Wann ist ein Mann ein Mann?

Bärte, Holzfällerhemden, Brillen und gesunde Ernährung sind hip – und das nicht ohne Grund. Kluge Männer, die wissen was sie wollen, energisch anpacken können und fest im Leben stehen: das wirkt attraktiv. „Selbstbewusstsein“ ist offenbar ein Wert, der die Geschlechterrollen-Umbrüche überstanden hat, und noch heute als besonders männlich gilt.

Was Frauen heute als „männliche Stärke“ sehen, ist also eher eine starke innere Haltung – und die ersetzt offenbar frühere „männliche Stärken“, wie die Wichtigkeit von Statussymbolen oder dem gesellschaftlichen Rang.

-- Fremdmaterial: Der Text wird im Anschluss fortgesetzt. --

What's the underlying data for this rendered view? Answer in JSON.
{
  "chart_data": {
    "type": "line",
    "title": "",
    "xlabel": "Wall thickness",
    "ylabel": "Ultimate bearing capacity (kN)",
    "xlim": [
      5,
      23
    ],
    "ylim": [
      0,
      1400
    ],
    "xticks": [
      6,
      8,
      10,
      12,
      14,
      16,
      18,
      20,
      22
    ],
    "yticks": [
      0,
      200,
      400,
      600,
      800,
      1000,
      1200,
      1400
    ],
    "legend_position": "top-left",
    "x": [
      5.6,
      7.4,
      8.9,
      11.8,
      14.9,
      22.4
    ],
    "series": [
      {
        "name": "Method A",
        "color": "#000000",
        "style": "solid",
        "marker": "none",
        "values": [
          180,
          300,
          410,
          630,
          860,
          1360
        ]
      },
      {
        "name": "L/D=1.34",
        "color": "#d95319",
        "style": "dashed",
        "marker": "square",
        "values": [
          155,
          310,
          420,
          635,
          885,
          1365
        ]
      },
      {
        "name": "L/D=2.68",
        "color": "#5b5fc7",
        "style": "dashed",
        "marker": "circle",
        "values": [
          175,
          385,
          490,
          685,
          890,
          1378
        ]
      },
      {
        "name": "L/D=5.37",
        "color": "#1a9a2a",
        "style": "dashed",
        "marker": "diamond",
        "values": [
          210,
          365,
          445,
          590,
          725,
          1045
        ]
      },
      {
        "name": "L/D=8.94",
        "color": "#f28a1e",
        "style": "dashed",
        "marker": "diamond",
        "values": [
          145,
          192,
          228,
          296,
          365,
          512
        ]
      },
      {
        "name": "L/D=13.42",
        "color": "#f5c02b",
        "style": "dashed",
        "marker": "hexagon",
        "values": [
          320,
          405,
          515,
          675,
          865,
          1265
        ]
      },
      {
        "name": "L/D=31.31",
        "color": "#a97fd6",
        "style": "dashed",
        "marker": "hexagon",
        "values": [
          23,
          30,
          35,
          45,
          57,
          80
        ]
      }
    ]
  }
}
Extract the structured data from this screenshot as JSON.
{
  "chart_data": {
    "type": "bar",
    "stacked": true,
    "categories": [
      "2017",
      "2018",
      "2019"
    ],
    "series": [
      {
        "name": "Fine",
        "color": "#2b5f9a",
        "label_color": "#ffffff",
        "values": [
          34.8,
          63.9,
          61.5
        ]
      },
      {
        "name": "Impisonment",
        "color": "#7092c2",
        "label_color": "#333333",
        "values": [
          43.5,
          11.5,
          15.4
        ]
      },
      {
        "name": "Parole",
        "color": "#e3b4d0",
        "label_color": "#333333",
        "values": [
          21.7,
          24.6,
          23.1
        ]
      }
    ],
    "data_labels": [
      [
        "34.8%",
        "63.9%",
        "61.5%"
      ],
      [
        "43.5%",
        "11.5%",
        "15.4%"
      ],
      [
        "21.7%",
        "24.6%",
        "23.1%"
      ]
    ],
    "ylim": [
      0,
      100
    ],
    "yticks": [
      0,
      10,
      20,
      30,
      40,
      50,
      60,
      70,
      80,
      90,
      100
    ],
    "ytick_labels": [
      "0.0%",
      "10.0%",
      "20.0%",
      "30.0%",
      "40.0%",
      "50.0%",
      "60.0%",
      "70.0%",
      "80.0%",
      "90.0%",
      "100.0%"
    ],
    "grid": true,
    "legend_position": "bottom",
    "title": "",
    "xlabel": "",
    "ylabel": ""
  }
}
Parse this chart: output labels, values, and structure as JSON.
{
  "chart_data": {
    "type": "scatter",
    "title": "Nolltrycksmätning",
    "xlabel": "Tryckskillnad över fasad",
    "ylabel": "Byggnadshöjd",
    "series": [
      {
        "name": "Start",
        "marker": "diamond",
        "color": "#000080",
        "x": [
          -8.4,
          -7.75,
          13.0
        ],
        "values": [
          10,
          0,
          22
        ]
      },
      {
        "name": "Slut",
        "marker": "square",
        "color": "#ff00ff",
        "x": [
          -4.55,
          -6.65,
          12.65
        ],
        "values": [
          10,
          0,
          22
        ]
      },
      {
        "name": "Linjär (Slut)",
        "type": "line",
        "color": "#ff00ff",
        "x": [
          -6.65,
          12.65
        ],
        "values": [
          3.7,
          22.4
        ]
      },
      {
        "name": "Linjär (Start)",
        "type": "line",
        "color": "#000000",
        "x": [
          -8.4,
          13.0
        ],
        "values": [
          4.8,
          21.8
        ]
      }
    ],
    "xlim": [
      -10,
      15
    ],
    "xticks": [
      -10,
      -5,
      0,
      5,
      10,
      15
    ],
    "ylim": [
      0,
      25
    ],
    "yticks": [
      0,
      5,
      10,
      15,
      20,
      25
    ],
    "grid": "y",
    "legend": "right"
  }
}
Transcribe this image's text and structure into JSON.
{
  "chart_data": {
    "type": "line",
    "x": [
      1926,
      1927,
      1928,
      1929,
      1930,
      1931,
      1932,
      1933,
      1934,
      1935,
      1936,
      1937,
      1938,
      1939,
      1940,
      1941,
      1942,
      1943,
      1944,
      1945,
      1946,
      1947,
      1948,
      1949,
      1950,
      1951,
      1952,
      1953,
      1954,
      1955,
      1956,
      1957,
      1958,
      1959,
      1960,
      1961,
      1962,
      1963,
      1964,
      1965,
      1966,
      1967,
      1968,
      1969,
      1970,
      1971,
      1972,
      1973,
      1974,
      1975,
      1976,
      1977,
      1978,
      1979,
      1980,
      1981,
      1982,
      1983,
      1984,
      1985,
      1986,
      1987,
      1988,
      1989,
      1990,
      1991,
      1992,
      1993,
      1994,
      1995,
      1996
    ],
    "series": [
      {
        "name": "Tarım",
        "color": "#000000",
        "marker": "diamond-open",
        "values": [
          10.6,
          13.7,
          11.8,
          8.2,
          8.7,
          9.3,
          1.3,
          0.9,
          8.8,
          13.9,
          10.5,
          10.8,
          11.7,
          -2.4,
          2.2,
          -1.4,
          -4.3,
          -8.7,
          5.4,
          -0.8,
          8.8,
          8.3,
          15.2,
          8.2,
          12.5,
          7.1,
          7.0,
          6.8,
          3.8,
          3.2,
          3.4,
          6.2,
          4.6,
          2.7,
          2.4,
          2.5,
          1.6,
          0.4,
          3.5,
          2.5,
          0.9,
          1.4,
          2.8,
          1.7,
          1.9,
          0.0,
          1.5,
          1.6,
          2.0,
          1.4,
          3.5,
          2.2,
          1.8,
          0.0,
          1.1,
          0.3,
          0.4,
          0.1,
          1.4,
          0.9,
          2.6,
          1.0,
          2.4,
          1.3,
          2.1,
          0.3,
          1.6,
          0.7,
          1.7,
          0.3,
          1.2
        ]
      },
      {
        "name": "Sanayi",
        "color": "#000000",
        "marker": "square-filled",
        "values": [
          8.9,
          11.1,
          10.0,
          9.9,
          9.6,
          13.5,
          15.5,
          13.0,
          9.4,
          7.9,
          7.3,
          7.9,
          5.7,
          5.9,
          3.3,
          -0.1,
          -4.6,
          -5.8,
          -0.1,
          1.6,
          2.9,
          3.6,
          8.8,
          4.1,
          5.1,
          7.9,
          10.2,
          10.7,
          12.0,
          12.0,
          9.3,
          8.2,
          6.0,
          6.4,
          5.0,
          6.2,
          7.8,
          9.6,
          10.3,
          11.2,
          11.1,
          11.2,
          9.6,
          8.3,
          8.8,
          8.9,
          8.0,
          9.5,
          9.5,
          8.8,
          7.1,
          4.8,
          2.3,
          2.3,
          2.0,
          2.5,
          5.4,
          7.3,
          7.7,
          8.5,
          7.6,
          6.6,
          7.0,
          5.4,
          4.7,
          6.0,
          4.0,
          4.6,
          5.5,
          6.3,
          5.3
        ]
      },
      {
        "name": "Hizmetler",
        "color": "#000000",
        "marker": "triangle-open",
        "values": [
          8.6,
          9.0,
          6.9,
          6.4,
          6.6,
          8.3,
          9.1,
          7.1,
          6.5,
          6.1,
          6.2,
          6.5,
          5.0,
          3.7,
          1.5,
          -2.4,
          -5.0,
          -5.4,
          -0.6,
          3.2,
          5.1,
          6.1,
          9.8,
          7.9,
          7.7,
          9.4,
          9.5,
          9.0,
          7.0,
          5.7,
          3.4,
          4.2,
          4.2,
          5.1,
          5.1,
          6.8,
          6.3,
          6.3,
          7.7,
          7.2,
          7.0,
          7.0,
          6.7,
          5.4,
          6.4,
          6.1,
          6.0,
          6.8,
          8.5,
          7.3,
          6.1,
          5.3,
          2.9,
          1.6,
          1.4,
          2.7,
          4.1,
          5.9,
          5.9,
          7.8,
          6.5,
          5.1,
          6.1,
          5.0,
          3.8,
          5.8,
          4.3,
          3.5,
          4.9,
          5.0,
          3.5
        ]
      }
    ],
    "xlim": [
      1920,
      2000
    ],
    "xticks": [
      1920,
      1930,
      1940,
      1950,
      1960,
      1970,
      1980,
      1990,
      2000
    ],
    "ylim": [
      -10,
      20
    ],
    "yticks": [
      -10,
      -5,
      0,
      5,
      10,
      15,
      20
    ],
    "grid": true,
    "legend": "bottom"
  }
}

Allerdings kann kein Karohemd und keine vegane Bartpflegelotion dieser Welt eine starke innere Haltung ersetzen. Zeit also für einen kurzen Männlichkeits-Charakter-Check.

Ein Mann übernimmt Verantwortung

… und das nicht nur in der Rolle des Ernährers einer Familie. Er übernimmt Verantwortung für alle seine Handlungen, Äußerungen und Unterlassungen – ohne anderen die Schuld dafür zu geben.

Ein Mann ist authentisch und kennt seine Werte

… und das heißt: Instagram aus, Innenschau an! Wer seine inneren Überzeugungen kennt, kann danach leben und sie nach außen vertreten. Das ist sexy!

Ein Mann kann Gefühle zeigen

… denn nur so bleibt er auch authentisch. Den harten Kerl zu mimen, sieht vielleicht auf ein paar Fotos cool aus – hilft aber nicht beim Finden der eigenen Rolle im Leben.

Ein Mann betrachtet sich als gleichwertig

… gegenüber seiner Partner/in. Gibt er sich als überlegener Macho oder unterlegener Softie, herrscht Ungleichgewicht in der Beziehung – und das sorgt auf Dauer für Spannungen und Streit. 

Ein Mann zeigt Selbstwertgefühl

… anstatt gesellschaftlichen Wert zu zeigen. Statussymbole nutzen sich auf Dauer ab – Selbstvertrauen dagegen nicht. Wer sich selbst vertraut, kann anderen Menschen offen und aufmerksam gegenübertreten – und davon profitieren alle.

Was heißt das alles nun? Ein Mann zu sein, das heißt, auf ganzer Linie Mensch zu sein. Und dasselbe gilt für Frauen. Amen.